Concert: Kent Nagano conducts the Munich Philharmonic – Munich

By Klaus P Richter

When Kent Nagano throws himself into the elegant illusionism of Richard Strauss in the Isarphilharmonie, the Munich Philharmonic are in their element. The suite “The bourgeois as a nobleman” is more of a comedic scene, inspired by Molière’s stage magic and Lully’s musical esprit. As always, Strauss transforms everything into ingeniously instrumented chimes with characteristic solos but also fairytale idylls, such as in the intermezzo of the second act: “galante e grazioso”. And Nagano turned it into savory noblesse.

While it was Lully’s inspiration here, Edvard Grieg followed an inspiration from Schumann with his Piano Concerto in A minor. He admits it himself when his Concerto in A minor made an “indelible impression” on him from his years in Leipzig. Jan Lisiecki then threw himself congenially into the thunderous chord cascades of the spectacular beginning. Rather lanky in stature, the 27-year-old Canadian with Polish roots proved to be a grandiose firehead, who struck sparks from everything rhapsodic with hot brio without ever becoming striking, and who made elegiac with breathing phrasing into a spellbinding story. But he also hit the dreamy D flat major cantilenas of the Adagio before indulging in the finale’s tumult of the last movement. A thoughtful Chopin moderated as an encore.

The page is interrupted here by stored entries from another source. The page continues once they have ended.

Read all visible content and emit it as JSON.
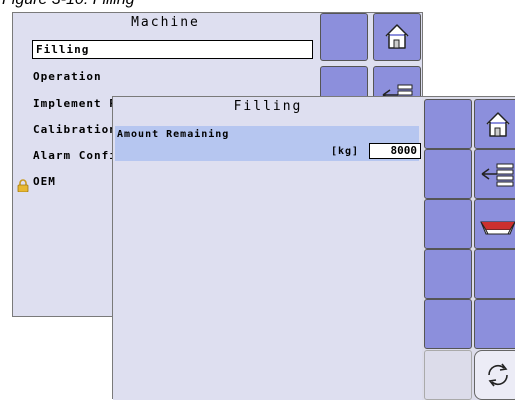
{
  "caption": "Figure 3-10: Filling",
  "machine": {
    "title": "Machine",
    "items": [
      {
        "label": "Filling"
      },
      {
        "label": "Operation"
      },
      {
        "label": "Implement P"
      },
      {
        "label": "Calibration"
      },
      {
        "label": "Alarm Confi"
      },
      {
        "label": "OEM"
      }
    ],
    "buttons": [
      {
        "icon": "home-icon"
      },
      {
        "icon": "back-menu-icon"
      }
    ]
  },
  "filling": {
    "title": "Filling",
    "amount_label": "Amount Remaining",
    "unit": "[kg]",
    "amount_value": "8000",
    "buttons": [
      {
        "icon": "home-icon"
      },
      {
        "icon": "back-menu-icon"
      },
      {
        "icon": "tank-icon"
      },
      {
        "icon": "refresh-icon"
      }
    ]
  },
  "colors": {
    "panel_bg": "#dedff0",
    "button_bg": "#8c8fdc",
    "highlight_row": "#b6c6f0"
  }
}
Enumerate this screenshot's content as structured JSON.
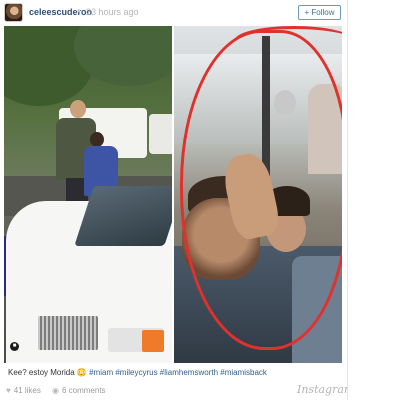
{
  "post": {
    "username": "celeescuderoo",
    "separator": "•",
    "timestamp": "23 hours ago",
    "follow_label": "+ Follow",
    "caption_text": "Kee? estoy Morida 😳 ",
    "caption_tags": "#miam #mileycyrus #liamhemsworth #miamisback",
    "likes": "41 likes",
    "comments": "6 comments",
    "logo": "Instagram"
  },
  "icons": {
    "avatar": "profile-avatar",
    "heart": "♥",
    "bubble": "💬",
    "badge": "instagram-badge-icon"
  },
  "colors": {
    "link": "#3f729b",
    "annotation": "#e0312d"
  }
}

Finally, the Philharmoniker performed another Bach inspiration: his C minor organ passacaglia in the powerful orchestral format by Ottorino Resphigi. He transforms the queen of the old basso ostinato forms into opulent orchestral frenzy. In doing so, the unwavering pulse beat as a measure of the tempo, with which something like the world structure sounds in Bach, falls to a more relaxed espressivo-agogic. But in return the inexhaustible potential of Bach’s music is released. applause.